— Ch. 1 · The Production Frontier —
Guns versus butter model.
~4 min read · Ch. 1 of 5
A nation must choose between two options when spending its finite resources. It may buy either guns to invest in defense or butter to invest in production of goods. The government will have to decide which balance best fulfills its needs. This choice is partly influenced by the military spending and stance of potential opponents. Points like X that are outside the curve are impossible to achieve. Points such as B, C, and D illustrate the trade-off between these categories. At these levels of production, producing more of one requires producing less of the other. Points located along the curve represent sustainable combinations of each type of production.
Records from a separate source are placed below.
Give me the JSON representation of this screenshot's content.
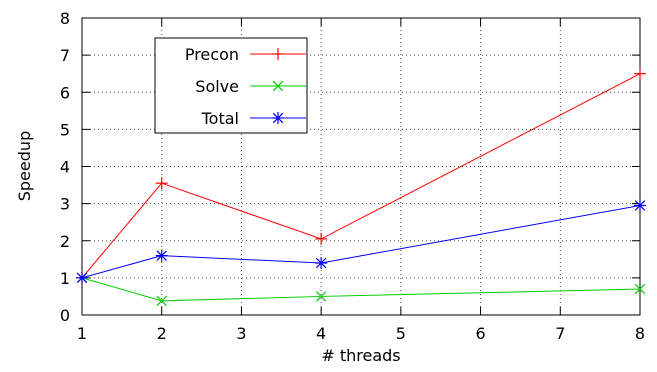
{
  "chart_data": {
    "type": "line",
    "xlabel": "# threads",
    "ylabel": "Speedup",
    "xlim": [
      1,
      8
    ],
    "ylim": [
      0,
      8
    ],
    "x_ticks": [
      1,
      2,
      3,
      4,
      5,
      6,
      7,
      8
    ],
    "y_ticks": [
      0,
      1,
      2,
      3,
      4,
      5,
      6,
      7,
      8
    ],
    "grid": true,
    "legend_placement": "top-left",
    "series": [
      {
        "name": "Precon",
        "color": "#ff0000",
        "marker": "plus",
        "x": [
          1,
          2,
          4,
          8
        ],
        "values": [
          1.0,
          3.55,
          2.05,
          6.5
        ]
      },
      {
        "name": "Solve",
        "color": "#00cc00",
        "marker": "cross",
        "x": [
          1,
          2,
          4,
          8
        ],
        "values": [
          1.0,
          0.38,
          0.5,
          0.7
        ]
      },
      {
        "name": "Total",
        "color": "#0000ff",
        "marker": "asterisk",
        "x": [
          1,
          2,
          4,
          8
        ],
        "values": [
          1.0,
          1.6,
          1.4,
          2.95
        ]
      }
    ]
  }
}
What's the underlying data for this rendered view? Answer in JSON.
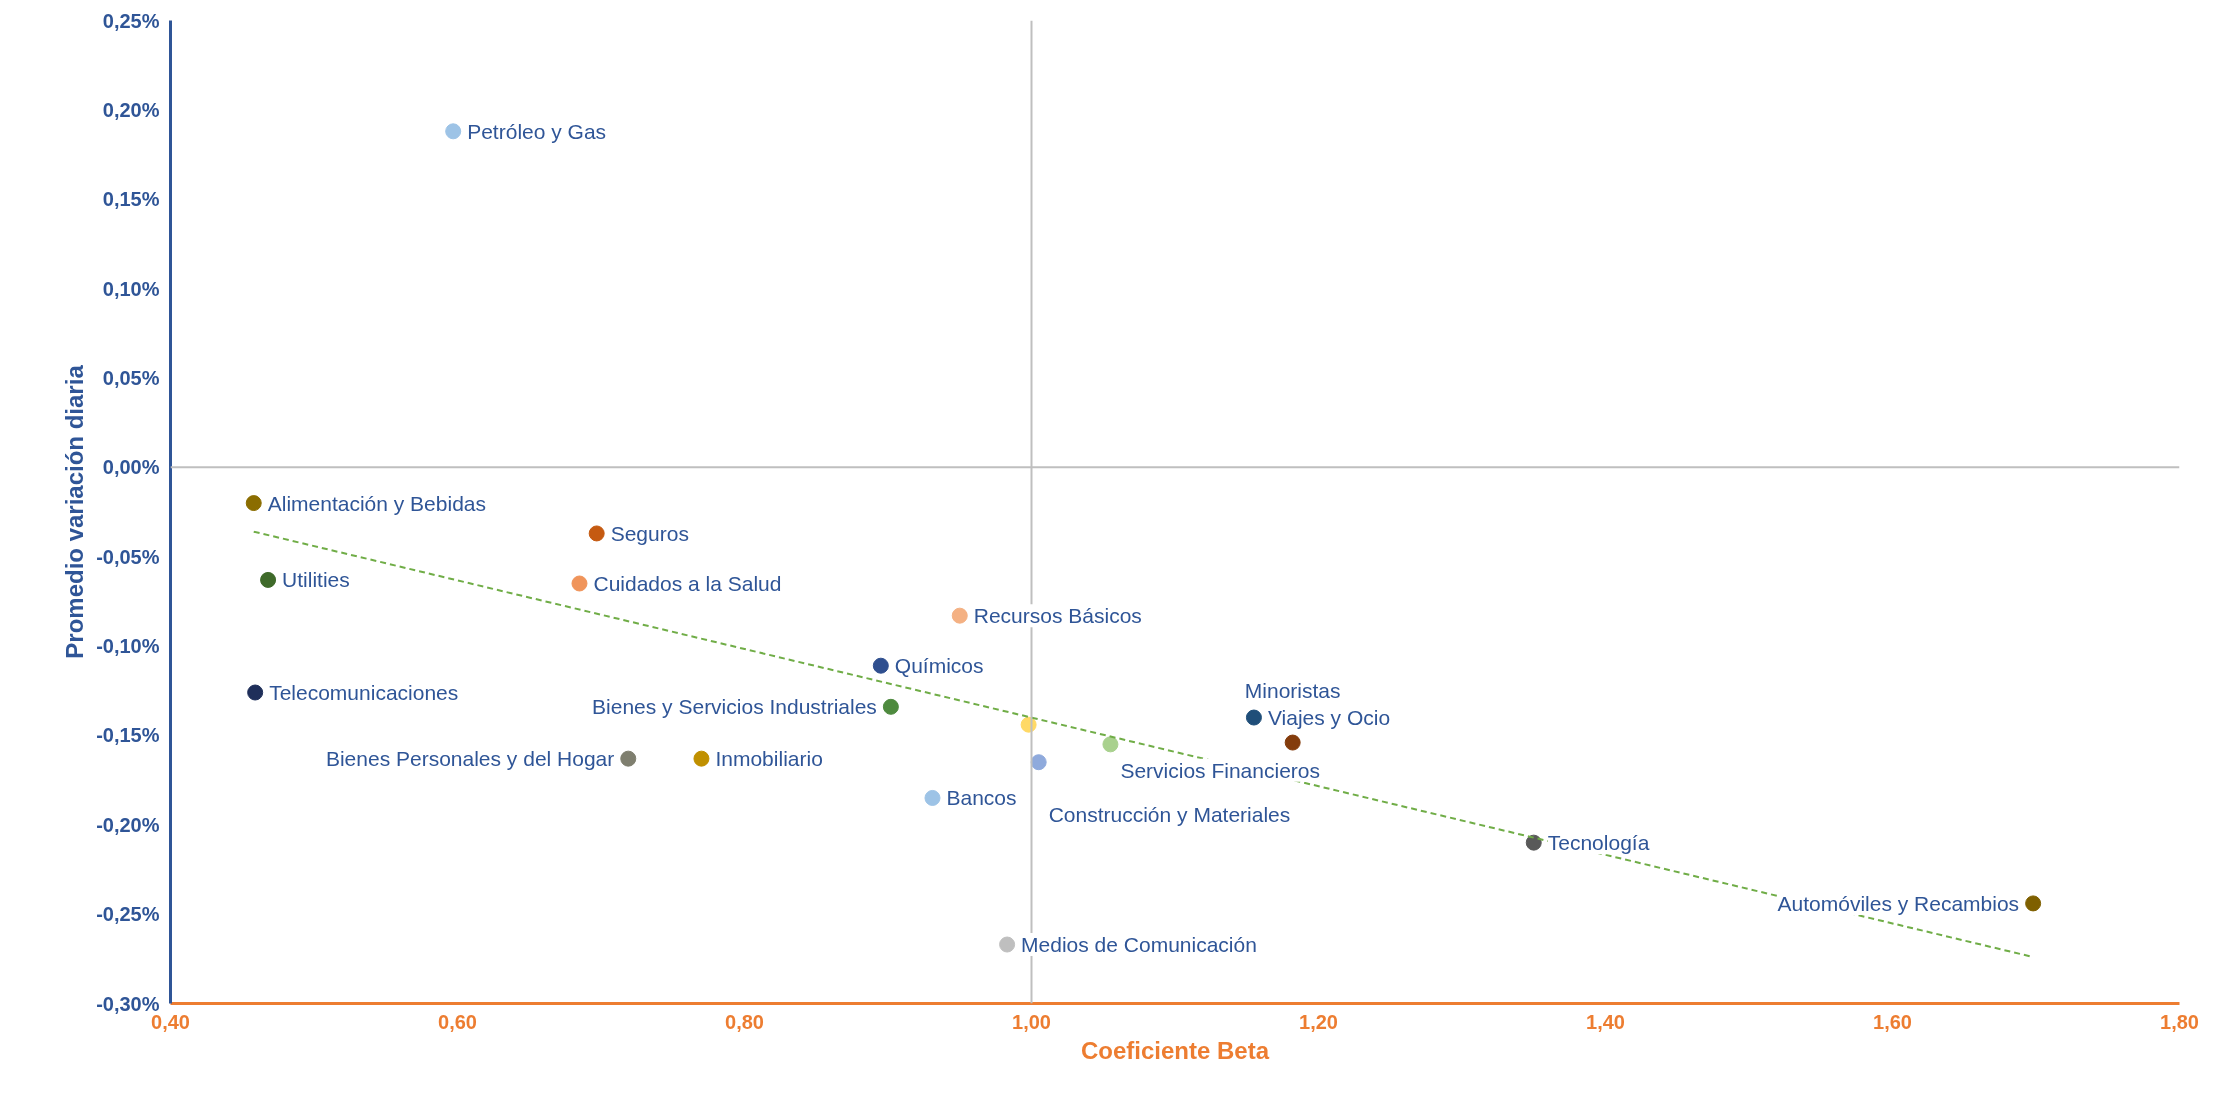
{
  "chart_data": {
    "type": "scatter",
    "xlabel": "Coeficiente Beta",
    "ylabel": "Promedio variación diaria",
    "xlim": [
      0.4,
      1.8
    ],
    "ylim": [
      -0.3,
      0.25
    ],
    "xticks": [
      {
        "value": 0.4,
        "label": "0,40"
      },
      {
        "value": 0.6,
        "label": "0,60"
      },
      {
        "value": 0.8,
        "label": "0,80"
      },
      {
        "value": 1.0,
        "label": "1,00"
      },
      {
        "value": 1.2,
        "label": "1,20"
      },
      {
        "value": 1.4,
        "label": "1,40"
      },
      {
        "value": 1.6,
        "label": "1,60"
      },
      {
        "value": 1.8,
        "label": "1,80"
      }
    ],
    "yticks": [
      {
        "value": -0.3,
        "label": "-0,30%"
      },
      {
        "value": -0.25,
        "label": "-0,25%"
      },
      {
        "value": -0.2,
        "label": "-0,20%"
      },
      {
        "value": -0.15,
        "label": "-0,15%"
      },
      {
        "value": -0.1,
        "label": "-0,10%"
      },
      {
        "value": -0.05,
        "label": "-0,05%"
      },
      {
        "value": 0.0,
        "label": "0,00%"
      },
      {
        "value": 0.05,
        "label": "0,05%"
      },
      {
        "value": 0.1,
        "label": "0,10%"
      },
      {
        "value": 0.15,
        "label": "0,15%"
      },
      {
        "value": 0.2,
        "label": "0,20%"
      },
      {
        "value": 0.25,
        "label": "0,25%"
      }
    ],
    "grid": false,
    "series": [
      {
        "marker": "circle",
        "x": [
          0.597,
          0.458,
          0.697,
          0.468,
          0.685,
          0.95,
          0.459,
          0.895,
          0.902,
          0.998,
          1.055,
          1.155,
          1.182,
          0.719,
          0.77,
          1.005,
          0.931,
          1.35,
          0.983,
          1.698
        ],
        "values": [
          0.188,
          -0.02,
          -0.037,
          -0.063,
          -0.065,
          -0.083,
          -0.126,
          -0.111,
          -0.134,
          -0.144,
          -0.155,
          -0.14,
          -0.154,
          -0.163,
          -0.163,
          -0.165,
          -0.185,
          -0.21,
          -0.267,
          -0.244
        ],
        "colors": [
          "#9dc3e6",
          "#8b6d00",
          "#c55a11",
          "#3f6a2a",
          "#f0945a",
          "#f4b183",
          "#1f2f5a",
          "#2f4f8f",
          "#4e8a3e",
          "#ffd966",
          "#a9d18e",
          "#1f4e79",
          "#843c0c",
          "#7f7f6f",
          "#c09000",
          "#8faadc",
          "#9dc3e6",
          "#595959",
          "#bfbfbf",
          "#7f6000"
        ]
      },
      {
        "type": "line",
        "x": [
          0.458,
          1.698
        ],
        "values": [
          -0.036,
          -0.274
        ],
        "color": "#70ad47",
        "line_style": "dashed"
      }
    ],
    "ref_lines": [
      {
        "axis": "x",
        "value": 1.0,
        "color": "#bfbfbf"
      },
      {
        "axis": "y",
        "value": 0.0,
        "color": "#bfbfbf"
      }
    ],
    "annotations": [
      {
        "text": "Petróleo y Gas",
        "x": 0.597,
        "y": 0.188
      },
      {
        "text": "Alimentación y Bebidas",
        "x": 0.458,
        "y": -0.02
      },
      {
        "text": "Seguros",
        "x": 0.697,
        "y": -0.037
      },
      {
        "text": "Utilities",
        "x": 0.468,
        "y": -0.063
      },
      {
        "text": "Cuidados a la Salud",
        "x": 0.685,
        "y": -0.065
      },
      {
        "text": "Recursos Básicos",
        "x": 0.95,
        "y": -0.083
      },
      {
        "text": "Telecomunicaciones",
        "x": 0.459,
        "y": -0.126
      },
      {
        "text": "Químicos",
        "x": 0.895,
        "y": -0.111
      },
      {
        "text": "Bienes y Servicios Industriales",
        "x": 0.902,
        "y": -0.134
      },
      {
        "text": "Servicios Financieros",
        "x": 1.055,
        "y": -0.155
      },
      {
        "text": "Viajes y Ocio",
        "x": 1.155,
        "y": -0.14
      },
      {
        "text": "Minoristas",
        "x": 1.182,
        "y": -0.154
      },
      {
        "text": "Bienes Personales y del Hogar",
        "x": 0.719,
        "y": -0.163
      },
      {
        "text": "Inmobiliario",
        "x": 0.77,
        "y": -0.163
      },
      {
        "text": "Construcción y Materiales",
        "x": 1.005,
        "y": -0.165
      },
      {
        "text": "Bancos",
        "x": 0.931,
        "y": -0.185
      },
      {
        "text": "Tecnología",
        "x": 1.35,
        "y": -0.21
      },
      {
        "text": "Medios de Comunicación",
        "x": 0.983,
        "y": -0.267
      },
      {
        "text": "Automóviles y Recambios",
        "x": 1.698,
        "y": -0.244
      }
    ]
  }
}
A, however, is inside the curve and represents a combination of output that does not utilize all available resources.
Munitions And Nitrates
One theory on the origin of the concept comes from the decision to expand munitions before the US entered World War I. In 1914 the leading global exporter of nitrates for gunpowder was Chile. Chile maintained neutrality during the war and provided nearly all of the US's nitrate requirements. It was also the principal ingredient of chemical fertilizer in farming. The US realized it needed control of its own supply. The National Defense Act of 1916 directed the president to select a site for the artificial production of nitrates within the United States. It was not until September 1917 that Wilson selected Muscle Shoals, Alabama. A deadlock in the Congress was broken when South Carolina Senator Ellison D. Smith sponsored the act. This legislation directed the Secretary of Agriculture to manufacture nitrates for fertilizers in peace and munitions in war at water power sites designated by the President. This was presented by the news media as guns and butter.Propaganda Speeches
Perhaps the best known use of the phrase in translation was in Nazi Germany. In a speech on the 17th of January 1936, Minister of Propaganda Joseph Goebbels stated: We can do without butter, but despite all our love of peace, not without arms. One cannot shoot with butter, but with guns. Referencing the same concept, sometime in the summer of the same year another Nazi official, Hermann Göring, announced in a speech: Guns will make us powerful; butter will only make us fat. US President Lyndon B. Johnson used the phrase to catch the attention of the national media while reporting on the state of national defense and the economy. Another use of the phrase was British Prime Minister Margaret Thatcher's statement in a 1976 speech she gave at the old Kensington Town Hall. She said: The Soviets put guns over butter, but we put almost everything over guns.